Shenandoah and Frederick counties are moving in the right direction by centralizing volunteer fire departments under one chief. Instead of volunteer companies each tackling recruitment, retention, response times and other issues common to all, it’s just smarter to work together with oversight from a county chief.
Shenandoah County supervisors last week approved a plan to create an organization with county Fire and Rescue Chief Tim Williams at the helm, while supervisors in Frederick County have yet to vote on their plan.
These strategic plans are not without controversy.
Shenandoah County Supervisor Richard Walker raised concerns at last week’s Board of Supervisors meeting about the centralization, noting that he would like to see the plan accepted by all of the volunteer departments. Board Chairman Conrad Helsley responded that every department had a chance to provide input into the plan. “Every department was invited to come and participate,” he said. “Most of them did; some of them did not.”
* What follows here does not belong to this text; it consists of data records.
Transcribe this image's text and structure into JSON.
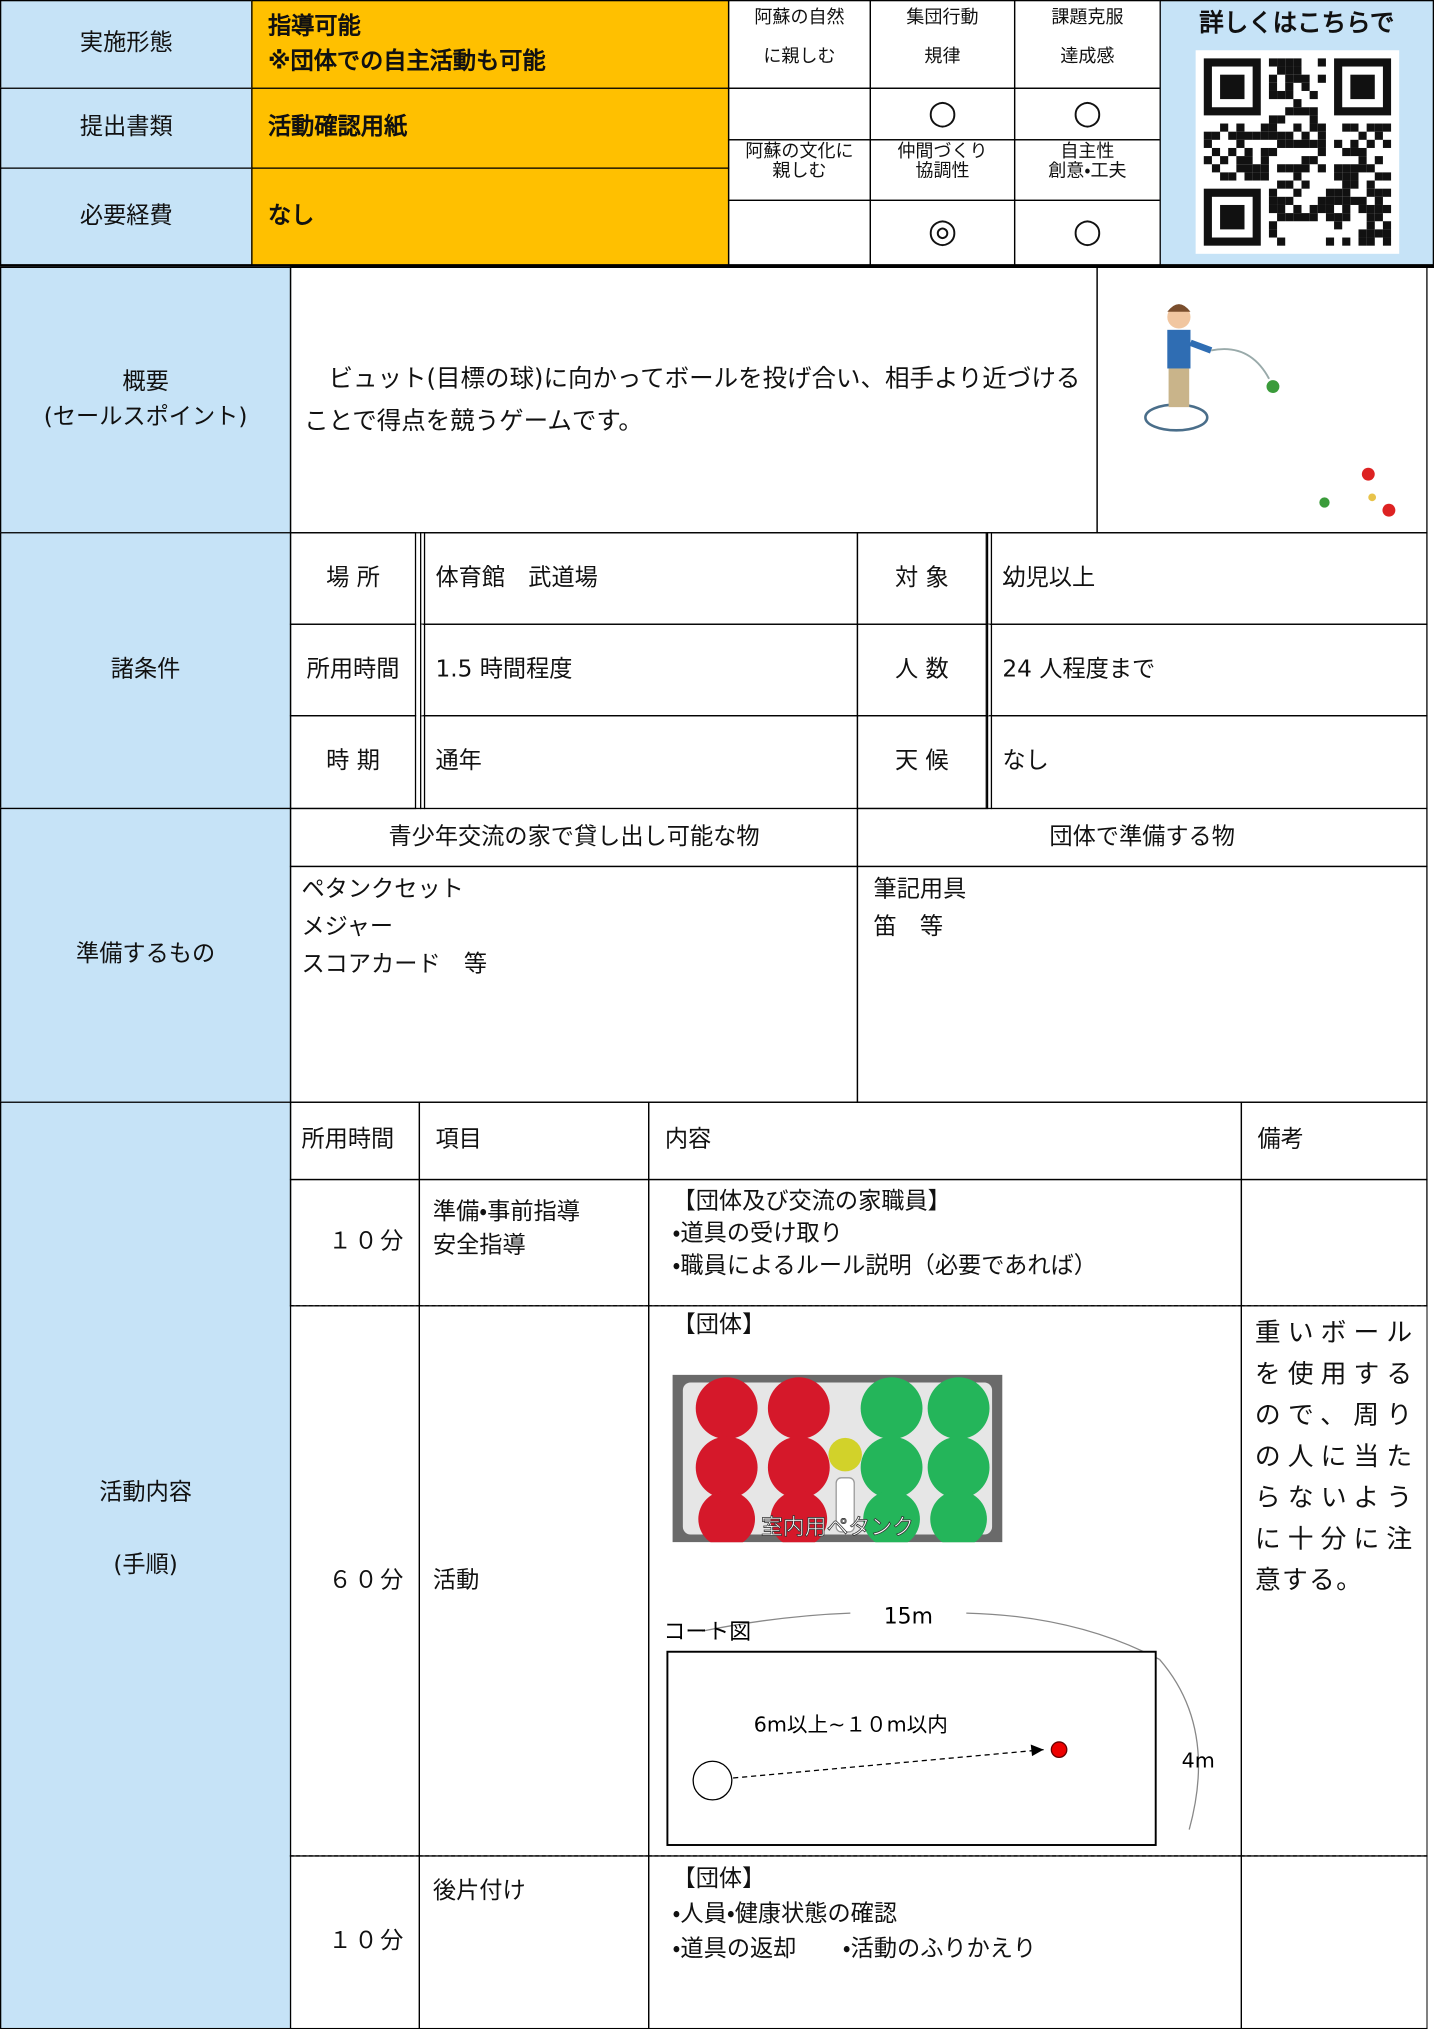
{
  "header": {
    "rows": [
      {
        "label": "実施形態",
        "value": [
          "指導可能",
          "※団体での自主活動も可能"
        ]
      },
      {
        "label": "提出書類",
        "value": [
          "活動確認用紙"
        ]
      },
      {
        "label": "必要経費",
        "value": [
          "なし"
        ]
      }
    ],
    "goals": [
      {
        "title": [
          "阿蘇の自然",
          "に親しむ"
        ]
      },
      {
        "title": [
          "集団行動",
          "規律"
        ],
        "mark": "○"
      },
      {
        "title": [
          "課題克服",
          "達成感"
        ],
        "mark": "○"
      },
      {
        "title": [
          "阿蘇の文化に",
          "親しむ"
        ]
      },
      {
        "title": [
          "仲間づくり",
          "協調性"
        ],
        "mark": "◎"
      },
      {
        "title": [
          "自主性",
          "創意・工夫"
        ],
        "mark": "○"
      }
    ],
    "qr_caption": "詳しくはこちらで"
  },
  "overview": {
    "label": [
      "概要",
      "(セールスポイント)"
    ],
    "text": "　ビュット(目標の球)に向かってボールを投げ合い、相手より近づけることで得点を競うゲームです。"
  },
  "conditions": {
    "label": "諸条件",
    "rows": [
      [
        "場 所",
        "体育館　武道場",
        "対 象",
        "幼児以上"
      ],
      [
        "所用時間",
        "1.5 時間程度",
        "人 数",
        "24 人程度まで"
      ],
      [
        "時 期",
        "通年",
        "天 候",
        "なし"
      ]
    ]
  },
  "preparation": {
    "label": "準備するもの",
    "lend_header": "青少年交流の家で貸し出し可能な物",
    "lend_items": [
      "ペタンクセット",
      "メジャー",
      "スコアカード　等"
    ],
    "bring_header": "団体で準備する物",
    "bring_items": [
      "筆記用具",
      "笛　等"
    ]
  },
  "activities": {
    "label": [
      "活動内容",
      "(手順)"
    ],
    "headers": [
      "所用時間",
      "項目",
      "内容",
      "備考"
    ],
    "rows": [
      {
        "time": "１０分",
        "item": [
          "準備・事前指導",
          "安全指導"
        ],
        "content": [
          "【団体及び交流の家職員】",
          "・道具の受け取り",
          "・職員によるルール説明（必要であれば）"
        ]
      },
      {
        "time": "６０分",
        "item": [
          "活動"
        ],
        "content": [
          "【団体】"
        ],
        "note": "重いボールを使用するので、周りの人に当たらないように十分に注意する。"
      },
      {
        "time": "１０分",
        "item": [
          "後片付け"
        ],
        "content": [
          "【団体】",
          "・人員・健康状態の確認",
          "・道具の返却　　・活動のふりかえり"
        ]
      }
    ],
    "photo_caption": "室内用ペタンク",
    "court": {
      "title": "コート図",
      "length": "15m",
      "distance": "6m以上~１０m以内",
      "width": "4m"
    }
  }
}
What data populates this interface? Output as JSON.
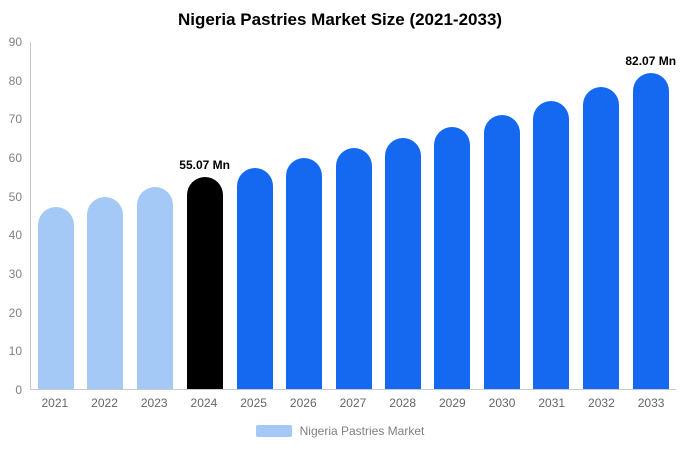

Stephens City and Middletown officials are holding a joint meeting today to voice their concerns about a fire and rescue study commissioned by Frederick County.
There is an emotional element in centralizing. Volunteer companies have independently manned and maintained their departments for decades. Entire families have proudly served their communities through these departments, saving their neighbors’ lives and structures as well as raising funds to continue doing so. But there have been some problems, as well, from difficulty in finding enough volunteers to raising funds to misconduct by department members.
This move to centralization is a positive step forward in protecting our communities.